- Purpose: Model-based dose calculation algorithms (MBDCAs) have become
clinically available within the past several years in commercially available
brachytherapy planning systems. This work investigates the application of a 510(k)
approved MBDCA Acuros™ BV and establishes a reproducible method of
validation. The research is broken into three primary research goals. The first
objective was to focus on helping medical physicists reproducibly validate the
implementation of MBDCA in the clinic by using direct measurements and
comparison to Monte Carlo (MC). The second objective was to commission a very
low energy spectrum using Attila™, the parent software to Acuros™ BV, by
comparison to MC. The third area retrospectively examines the application of
Acuros™ BV to a large group of previously treated patients by accelerated partial
breast irradiation brachytherapy.
Methods: A Quality Assurance phantom (QAP) was fabricated by taking a solid
(30x30x5 cm3) piece of water and drilling a 3 cm diameter hole to accommodate a
variety of pre-manufactured density plugs. The phantom was used to validate the
clinical implementation of the commercially available MBDC algorithm AcurosTM
BV. Once the QAP was imported into BrachyVision, the AcurosTM BV 192Ir dose
distributions were calculated. The QAP was modeled using Monte Carlo N-Particle
version 5 (MCNP5) and dose predictions were compared to AcurosTM BV at 0.2 cm
increments out to 4.5 cm. Additionally, physical measurements taken using Diode and
a MOSFET were also compared to AcurosTM BV. The second part of the
investigation used a similar QAP simulated three dimensionally in Attila™. This
investigation replaced the 192Ir source with a 50 kVp source spectrum provided by
Xoft, Inc. Attila™ and MCNP5 were used to simulate this low energy spectrum as the
source in the QAP at multiple points for comparison. The final investigation
examined two hundred accelerated partial breast irradiated (APBI) brachytherapy
patients that had been treated from 2008 to 2012 by the original TG43 formalism and
recalculated using AcurosTM BV. Clinically relevant endpoints such as V100, V90,
erythema and moist desquamation were compared between TG43 and Acuros™ BV.
Results: Over twenty points extending through different heterogeneities were
compared using an 192Ir source and calculated for both AcurosTM BV and MCNP.

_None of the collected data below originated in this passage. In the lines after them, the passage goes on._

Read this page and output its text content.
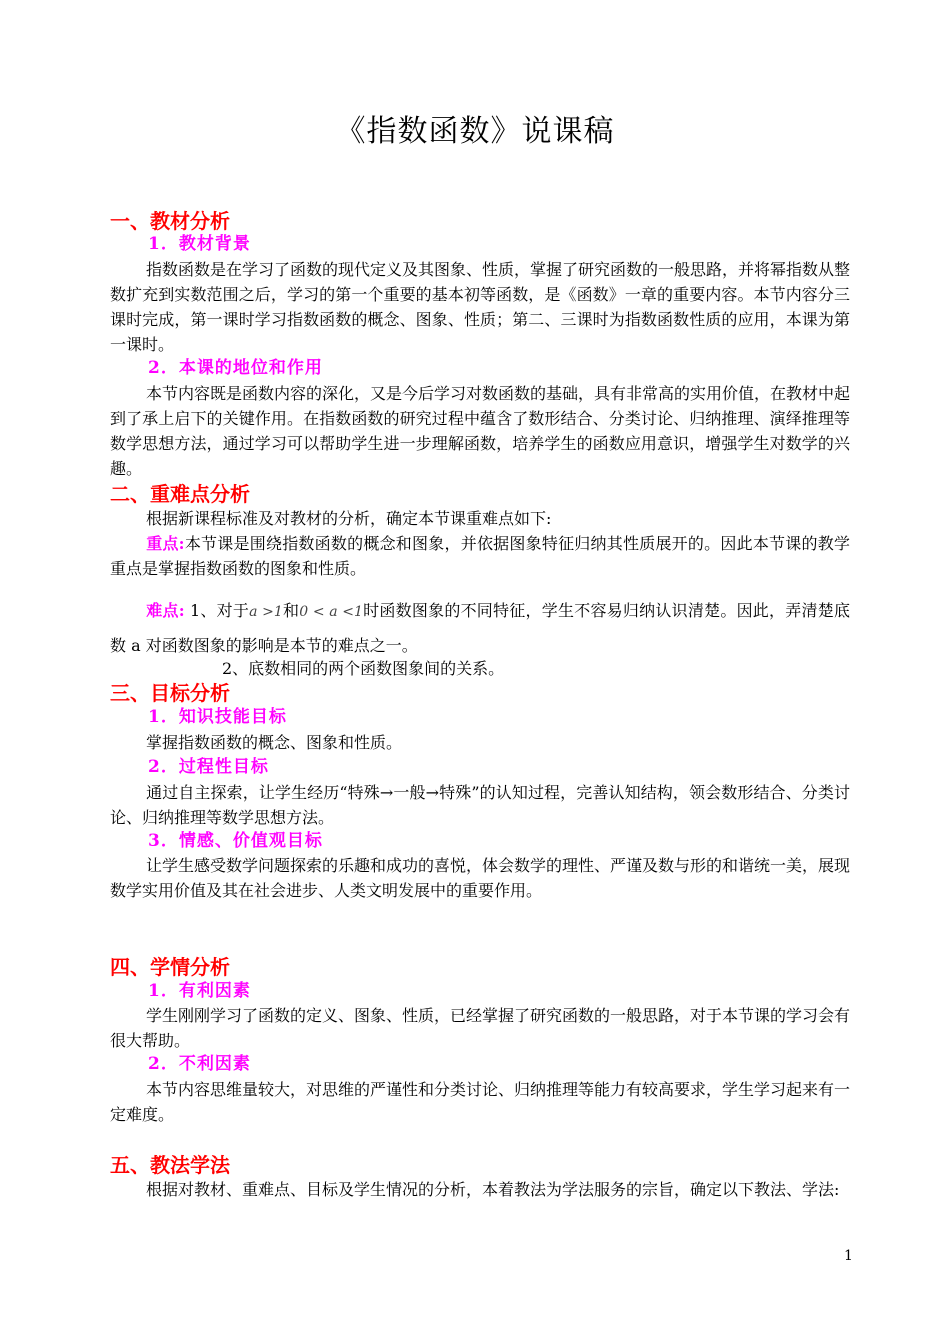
《指数函数》说课稿
一、教材分析
1．教材背景
指数函数是在学习了函数的现代定义及其图象、性质，掌握了研究函数的一般思路，并将幂指数从整数扩充到实数范围之后，学习的第一个重要的基本初等函数，是《函数》一章的重要内容。本节内容分三课时完成，第一课时学习指数函数的概念、图象、性质；第二、三课时为指数函数性质的应用，本课为第一课时。
2．本课的地位和作用
本节内容既是函数内容的深化，又是今后学习对数函数的基础，具有非常高的实用价值，在教材中起到了承上启下的关键作用。在指数函数的研究过程中蕴含了数形结合、分类讨论、归纳推理、演绎推理等数学思想方法，通过学习可以帮助学生进一步理解函数，培养学生的函数应用意识，增强学生对数学的兴趣。
二、重难点分析
根据新课程标准及对教材的分析，确定本节课重难点如下:
重点:本节课是围绕指数函数的概念和图象，并依据图象特征归纳其性质展开的。因此本节课的教学重点是掌握指数函数的图象和性质。
难点: 1、对于a >1和0 < a <1时函数图象的不同特征，学生不容易归纳认识清楚。因此，弄清楚底数 a 对函数图象的影响是本节的难点之一。
2、底数相同的两个函数图象间的关系。
三、目标分析
1．知识技能目标
掌握指数函数的概念、图象和性质。
2．过程性目标
通过自主探索，让学生经历“特殊→一般→特殊”的认知过程，完善认知结构，领会数形结合、分类讨论、归纳推理等数学思想方法。
3．情感、价值观目标
让学生感受数学问题探索的乐趣和成功的喜悦，体会数学的理性、严谨及数与形的和谐统一美，展现数学实用价值及其在社会进步、人类文明发展中的重要作用。
四、学情分析
1．有利因素
学生刚刚学习了函数的定义、图象、性质，已经掌握了研究函数的一般思路，对于本节课的学习会有很大帮助。
2．不利因素
本节内容思维量较大，对思维的严谨性和分类讨论、归纳推理等能力有较高要求，学生学习起来有一定难度。
五、教法学法
根据对教材、重难点、目标及学生情况的分析，本着教法为学法服务的宗旨，确定以下教法、学法:
1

Physical measurements taken on the QAP using solid-state detectors compared within
1% of Acuros™ BV calculations. The absolute dose of AcurosTM BV compared with
MC results varied from -3.0% up to 7.2%. When investigating the impact of
heterogeneities from a low kV spectrum, the absolute difference from Attila™ and
MC ranged from -15.1% to 9.0%. The final retrospective study showed noticeable
changes in recalculated dosimetry, with the most significant changes observed with
balloon devices. The difference in dose when AcurosTM BV was subtracted from
TG43 calculations showed balloons have reduced skin doses that ranged from 0.4%
to 10.2%. The differences for SAVI™ showed skin dose changes from -9.5% to
7.8%. For balloon devices, the average dose differences for V100, V95, V90 were
5.6%, 4.9% and 3.8%, respectively. The SAVI™ dose differences for V100, V95,
V90 were 2.2%, 2.1%, and 1.8%, respectively.
Conclusions: A phantom was fabricated to serve as a tool for clinical medical
physicists to efficiently and reproducibly validate the commissioning of MBDCAs.
This QAP aids in a fully inclusive system check from CT acquisition, to AcurosTM
BV calculations and finally diode or MOSFET measurements. Commissioning for
very low energy spectrum, such as eBx, was accomplished by importing this phantom
into Attila™ and comparing to MCNP calculations when encountering
heterogeneities. The final retrospective study suggest further investigation is needed
to assign uniform densities to heterogeneities encountered in the patient's CT images.
The recalculated patient dose using Acuros™ BV did predict a reduction in dose at
key points, such as tissue-air interface, V100 and V90 coverage, however, acute and
chronic skin dose thresholds showed no trending in data and were not predictable.